You are currently viewing les Girondins de Bordeaux relégués au niveau amateur

les Girondins de Bordeaux relégués au niveau amateur

Les Girondins de Bordeaux poursuivent leur descente aux enfers. Un mois et demi après avoir connu une relégation de Ligue 1 en Ligue 2 – la première depuis trente et un ans –, le club de football au scapulaire a vécu un nouveau choc, mardi 5 juillet : la commission d’appel de la Direction nationale du contrôle de gestion (DNCG), le gendarme financier du football français, a confirmé sa rétrogradation administrative en National 1, la Troisième Division (niveau amateur), les garanties financières représentées par le club n’étant pas jugées suffisantes.

Cette rétrogradation avait été prononcée le 14 juin par la DNCG. Mais chez les Girondins, qui avait fait appel, un relatif optimisme s’exprimait ces derniers jours avant la réunion qui s’est tenue, mardi en début d’après-midi, au siège de la Fédération française de football (FFF), dans le 15ᵉ arrondissement de Paris.

Lire aussi : Article réservé à nos abonnés Bordeaux s’inquiète pour l’avenir des Girondins, club de football historique qui pourrait bientôt disparaître

Le président du club depuis un an, Gérard Lopez, avait laissé entendre qu’il avait trouvé des garanties pour boucher le trou de 40 millions d’euros épinglé par la DNCG. L’homme d’affaires hispano-luxembourgeois s’était engagé à injecter dix millions d’euros au capital par le biais de sa société Jogo Bonito et à transférer sur celle-ci la moitié de la dette du club, chiffrée à 52 millions d ‘euros.

Les Girondins avaient également obtenu de leurs créanciers, les fonds d’investissement King Street et Fortress, de récupérer l’intérêt sur le transfert d’Aurélien Tchouaméni au Real Madrid, évalué à plus de huit millions d’euros.

Un dernier recours ?

Plusieurs acteurs locaux avaient, par ailleurs, consenti à des efforts, à l’instar de Bordeaux Métropole, qui avaient accepté d’étaler la dette du club, de plus de cinq millions d’euros pour la location du stade Matmut-Atlantique, sur les deux prochaines saisons.

La direction du club souhaitait également se renflouer, en vendant plusieurs joueurs (Hwang Ui-jo, Junior Onana, Alberth Elis, Sékou Mara), dont la valeur marchande cumulée pouvait rapporter plusieurs dizaines de millions d’euros.

Lire aussi : Article réservé à nos abonnés Les clubs de football français, eldorado des fonds d’investissement

Toutes ces garanties n’ont pas convaincu la DNCG, qui a donc confirmé, sans préciser, pour l’instant, les raisons de sa décision, la rétrogradation administrative du club en National 1.

L’avenir du club bordelais s’assombrit désormais.
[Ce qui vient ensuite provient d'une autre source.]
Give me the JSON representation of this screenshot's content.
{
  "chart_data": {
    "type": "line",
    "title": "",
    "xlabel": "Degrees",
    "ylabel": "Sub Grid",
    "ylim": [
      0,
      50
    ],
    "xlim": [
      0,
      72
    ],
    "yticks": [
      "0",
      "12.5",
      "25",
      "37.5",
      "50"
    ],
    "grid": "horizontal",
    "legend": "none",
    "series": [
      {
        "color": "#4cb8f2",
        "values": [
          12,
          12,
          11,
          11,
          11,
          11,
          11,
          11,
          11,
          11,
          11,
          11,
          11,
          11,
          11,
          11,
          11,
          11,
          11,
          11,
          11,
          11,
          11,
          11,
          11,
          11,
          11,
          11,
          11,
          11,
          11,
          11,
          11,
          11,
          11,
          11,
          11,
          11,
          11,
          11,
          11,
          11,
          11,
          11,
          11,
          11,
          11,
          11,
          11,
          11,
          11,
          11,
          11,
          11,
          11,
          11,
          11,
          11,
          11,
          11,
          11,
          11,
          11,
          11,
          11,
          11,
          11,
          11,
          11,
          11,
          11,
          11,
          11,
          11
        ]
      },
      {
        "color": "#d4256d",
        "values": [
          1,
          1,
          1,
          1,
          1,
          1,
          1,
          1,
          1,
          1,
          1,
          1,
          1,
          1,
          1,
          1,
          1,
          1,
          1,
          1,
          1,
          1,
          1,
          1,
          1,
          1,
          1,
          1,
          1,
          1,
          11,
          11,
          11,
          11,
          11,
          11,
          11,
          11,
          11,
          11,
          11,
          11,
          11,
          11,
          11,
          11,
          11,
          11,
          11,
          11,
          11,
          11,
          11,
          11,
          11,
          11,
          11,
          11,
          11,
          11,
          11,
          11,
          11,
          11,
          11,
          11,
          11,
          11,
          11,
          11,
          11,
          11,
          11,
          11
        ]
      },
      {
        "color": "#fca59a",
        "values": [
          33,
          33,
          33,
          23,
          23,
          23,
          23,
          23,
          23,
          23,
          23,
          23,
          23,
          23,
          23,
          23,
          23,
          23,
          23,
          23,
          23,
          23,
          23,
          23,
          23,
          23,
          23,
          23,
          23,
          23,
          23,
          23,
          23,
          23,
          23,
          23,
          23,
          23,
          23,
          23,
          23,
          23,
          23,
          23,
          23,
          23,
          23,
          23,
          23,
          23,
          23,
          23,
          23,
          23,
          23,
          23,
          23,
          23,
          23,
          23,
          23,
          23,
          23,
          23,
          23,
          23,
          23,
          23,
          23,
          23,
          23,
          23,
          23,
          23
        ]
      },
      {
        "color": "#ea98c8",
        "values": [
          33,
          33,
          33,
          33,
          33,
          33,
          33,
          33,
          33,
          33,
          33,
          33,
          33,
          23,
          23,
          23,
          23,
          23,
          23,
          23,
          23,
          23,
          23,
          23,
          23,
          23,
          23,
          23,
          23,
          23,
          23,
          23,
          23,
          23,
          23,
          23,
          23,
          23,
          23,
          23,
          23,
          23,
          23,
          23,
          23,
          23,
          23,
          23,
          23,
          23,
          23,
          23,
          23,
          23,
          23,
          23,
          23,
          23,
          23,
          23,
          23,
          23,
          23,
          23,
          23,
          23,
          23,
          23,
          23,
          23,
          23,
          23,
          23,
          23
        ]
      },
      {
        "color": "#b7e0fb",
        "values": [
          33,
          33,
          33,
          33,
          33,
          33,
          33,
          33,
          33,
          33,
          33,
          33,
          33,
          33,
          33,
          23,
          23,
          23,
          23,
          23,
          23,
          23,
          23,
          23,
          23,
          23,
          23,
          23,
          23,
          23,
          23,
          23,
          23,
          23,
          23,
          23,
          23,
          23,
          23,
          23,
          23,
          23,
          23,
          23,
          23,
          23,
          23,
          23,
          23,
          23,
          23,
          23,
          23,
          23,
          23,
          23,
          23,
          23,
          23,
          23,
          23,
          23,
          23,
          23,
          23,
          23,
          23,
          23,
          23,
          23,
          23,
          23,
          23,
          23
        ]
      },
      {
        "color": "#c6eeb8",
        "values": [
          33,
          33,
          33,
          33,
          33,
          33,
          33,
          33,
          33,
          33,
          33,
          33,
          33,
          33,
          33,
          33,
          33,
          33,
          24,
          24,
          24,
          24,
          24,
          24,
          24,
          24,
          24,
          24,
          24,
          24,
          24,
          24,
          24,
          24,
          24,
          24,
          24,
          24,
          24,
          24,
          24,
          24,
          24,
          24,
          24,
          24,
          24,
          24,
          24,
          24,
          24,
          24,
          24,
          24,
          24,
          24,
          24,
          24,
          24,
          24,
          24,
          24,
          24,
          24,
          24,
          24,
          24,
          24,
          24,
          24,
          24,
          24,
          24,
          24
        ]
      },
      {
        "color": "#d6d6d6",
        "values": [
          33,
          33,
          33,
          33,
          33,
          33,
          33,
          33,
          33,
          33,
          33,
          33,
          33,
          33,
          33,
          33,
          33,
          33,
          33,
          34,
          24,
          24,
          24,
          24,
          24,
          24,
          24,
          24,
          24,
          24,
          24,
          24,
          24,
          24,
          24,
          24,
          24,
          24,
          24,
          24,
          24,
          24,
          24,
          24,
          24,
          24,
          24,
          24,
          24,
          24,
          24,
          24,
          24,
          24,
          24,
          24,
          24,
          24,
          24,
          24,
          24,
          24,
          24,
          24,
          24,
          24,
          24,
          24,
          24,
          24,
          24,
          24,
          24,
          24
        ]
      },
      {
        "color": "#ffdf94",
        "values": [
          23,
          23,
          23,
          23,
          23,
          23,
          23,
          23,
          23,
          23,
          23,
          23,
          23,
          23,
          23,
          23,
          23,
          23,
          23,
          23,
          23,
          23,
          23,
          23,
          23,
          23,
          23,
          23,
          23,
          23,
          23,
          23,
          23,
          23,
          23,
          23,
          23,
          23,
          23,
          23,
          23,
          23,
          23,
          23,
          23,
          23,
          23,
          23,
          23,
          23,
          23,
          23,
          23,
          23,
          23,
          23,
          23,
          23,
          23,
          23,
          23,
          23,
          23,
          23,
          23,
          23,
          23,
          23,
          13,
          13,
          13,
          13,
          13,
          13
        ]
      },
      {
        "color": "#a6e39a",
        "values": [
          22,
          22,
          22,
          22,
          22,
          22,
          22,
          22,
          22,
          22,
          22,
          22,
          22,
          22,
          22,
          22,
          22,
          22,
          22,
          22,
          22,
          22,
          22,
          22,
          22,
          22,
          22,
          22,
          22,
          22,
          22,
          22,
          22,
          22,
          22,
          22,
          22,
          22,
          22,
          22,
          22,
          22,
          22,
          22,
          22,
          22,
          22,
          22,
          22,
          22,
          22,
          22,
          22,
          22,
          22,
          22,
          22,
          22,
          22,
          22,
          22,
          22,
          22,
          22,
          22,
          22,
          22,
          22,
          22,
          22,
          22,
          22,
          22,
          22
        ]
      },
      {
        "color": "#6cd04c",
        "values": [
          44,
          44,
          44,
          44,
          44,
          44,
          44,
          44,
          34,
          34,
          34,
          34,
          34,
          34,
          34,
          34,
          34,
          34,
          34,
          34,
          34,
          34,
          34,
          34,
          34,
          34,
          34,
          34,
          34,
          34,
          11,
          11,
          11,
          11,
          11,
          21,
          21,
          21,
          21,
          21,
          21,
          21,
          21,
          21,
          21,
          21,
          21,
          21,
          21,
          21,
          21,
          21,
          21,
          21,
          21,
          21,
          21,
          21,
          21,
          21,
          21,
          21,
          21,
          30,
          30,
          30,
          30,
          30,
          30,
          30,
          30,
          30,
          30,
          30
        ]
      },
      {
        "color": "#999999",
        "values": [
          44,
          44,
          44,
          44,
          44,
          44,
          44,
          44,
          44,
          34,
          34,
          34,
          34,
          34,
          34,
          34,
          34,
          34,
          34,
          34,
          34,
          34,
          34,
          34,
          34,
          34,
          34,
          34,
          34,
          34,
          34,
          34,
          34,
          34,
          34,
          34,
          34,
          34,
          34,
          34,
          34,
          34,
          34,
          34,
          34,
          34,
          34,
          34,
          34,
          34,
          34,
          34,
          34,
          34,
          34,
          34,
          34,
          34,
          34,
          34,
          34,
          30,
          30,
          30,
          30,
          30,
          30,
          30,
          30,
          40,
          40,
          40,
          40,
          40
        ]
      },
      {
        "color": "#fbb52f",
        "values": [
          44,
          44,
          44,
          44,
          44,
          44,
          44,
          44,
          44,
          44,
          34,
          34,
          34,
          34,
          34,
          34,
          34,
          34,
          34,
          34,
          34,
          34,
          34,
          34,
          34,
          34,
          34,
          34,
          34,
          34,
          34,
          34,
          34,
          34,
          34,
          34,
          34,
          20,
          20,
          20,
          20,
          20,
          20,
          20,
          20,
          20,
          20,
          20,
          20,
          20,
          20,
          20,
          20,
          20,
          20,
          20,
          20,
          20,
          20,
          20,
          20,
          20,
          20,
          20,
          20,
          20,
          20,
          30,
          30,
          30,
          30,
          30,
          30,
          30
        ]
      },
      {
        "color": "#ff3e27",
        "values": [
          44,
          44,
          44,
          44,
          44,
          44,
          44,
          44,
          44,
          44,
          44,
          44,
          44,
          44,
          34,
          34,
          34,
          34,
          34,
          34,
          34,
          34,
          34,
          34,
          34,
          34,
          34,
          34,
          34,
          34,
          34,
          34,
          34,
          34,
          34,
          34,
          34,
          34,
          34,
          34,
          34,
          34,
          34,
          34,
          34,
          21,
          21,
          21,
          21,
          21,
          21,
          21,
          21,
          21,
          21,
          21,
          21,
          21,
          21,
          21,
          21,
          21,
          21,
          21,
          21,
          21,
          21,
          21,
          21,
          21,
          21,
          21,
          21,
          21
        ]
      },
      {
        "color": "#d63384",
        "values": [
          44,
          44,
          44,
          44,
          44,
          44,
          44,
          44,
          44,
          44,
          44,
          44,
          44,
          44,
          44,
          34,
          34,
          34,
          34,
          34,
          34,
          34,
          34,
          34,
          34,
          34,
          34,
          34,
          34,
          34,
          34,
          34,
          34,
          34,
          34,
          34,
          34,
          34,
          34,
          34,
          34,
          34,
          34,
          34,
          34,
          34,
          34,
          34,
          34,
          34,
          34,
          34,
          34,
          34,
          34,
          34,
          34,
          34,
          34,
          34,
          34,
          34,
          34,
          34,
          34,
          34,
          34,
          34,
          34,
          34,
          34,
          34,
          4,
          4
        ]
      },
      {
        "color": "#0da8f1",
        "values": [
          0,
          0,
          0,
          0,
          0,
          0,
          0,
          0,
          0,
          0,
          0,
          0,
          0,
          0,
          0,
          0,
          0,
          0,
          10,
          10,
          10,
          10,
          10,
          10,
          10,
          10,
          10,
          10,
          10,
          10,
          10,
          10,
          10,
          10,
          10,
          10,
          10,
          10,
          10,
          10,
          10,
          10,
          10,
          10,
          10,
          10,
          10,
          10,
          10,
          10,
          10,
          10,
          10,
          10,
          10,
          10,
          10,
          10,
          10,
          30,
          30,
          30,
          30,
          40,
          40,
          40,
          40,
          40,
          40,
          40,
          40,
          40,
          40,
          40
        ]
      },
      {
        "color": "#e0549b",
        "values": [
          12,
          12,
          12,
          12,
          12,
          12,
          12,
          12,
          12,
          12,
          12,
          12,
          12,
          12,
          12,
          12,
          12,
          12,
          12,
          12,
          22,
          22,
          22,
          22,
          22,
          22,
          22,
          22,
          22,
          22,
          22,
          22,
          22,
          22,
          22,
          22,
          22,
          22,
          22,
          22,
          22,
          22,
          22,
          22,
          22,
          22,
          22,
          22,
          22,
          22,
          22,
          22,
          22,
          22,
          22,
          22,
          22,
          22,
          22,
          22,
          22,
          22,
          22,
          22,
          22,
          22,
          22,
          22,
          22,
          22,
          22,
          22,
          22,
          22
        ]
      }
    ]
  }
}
Les recettes qu’il peut espérer au troisième échelon du football français ne lui permettront pas d’assurer son fonctionnement au quotidien : il va perdre le statut professionnel et devra se passer des droits télévisés associés à une présence en Ligue 1 ou en Ligue 2.

La direction des Girondins peut encore avoir recours à une conciliation du Comité national et olympique et sportif français (CNOSF) mais semble peu y croire en vu des délais requis pour l’organisation des championnats à venir.

Le club bordelais pourrait, cependant, se tourner vers le juge des référés du Tribunal administratif dans le mais de suspendre la décision. Mais le procédé pourrait prendre plusieurs mois.

Vers un dépôt de bilan

Il semble aujourd’hui plus probable que les Girondins se dirigent vers un dépôt de bilan, avant de replacer leur aventure en National 3, au cinquième échelon du football français. Une véritable catastrophe pour le club fondé en 1881 et six fois champion de France.

De nombreux départs sont à prévoir au sein d’un effectif taillé initialement pour la Ligue 1. La question du rachat du club pourrait également se poser, alors que Gérard Lopez occupe son poste depuis un an.

A l’été 2021, après avoir réussi à convaincre la DNCG du bien-fondé de son plan de reprise des Girondins de Bordeaux, l’homme d’affaires hispano-luxembourgeois s’était montré optimiste quant à l’avenir du club. « C’est un grand jour pour les Girondins et nous allons maintenant nous attacher à mettre en place le projet sportif et économique validé [par la DNCG] », avait, alors, assuré Gérard Lopez.

Aujourd’hui, ce n’est ni l’optimisme ni le pessimisme qui règne à Bordeaux, mais la sidération. Club historique du football français, les Girondins vont, désormais, devoir se reconstruire en profondeur pour survivre et espérer, un jour, retrouver l’élite.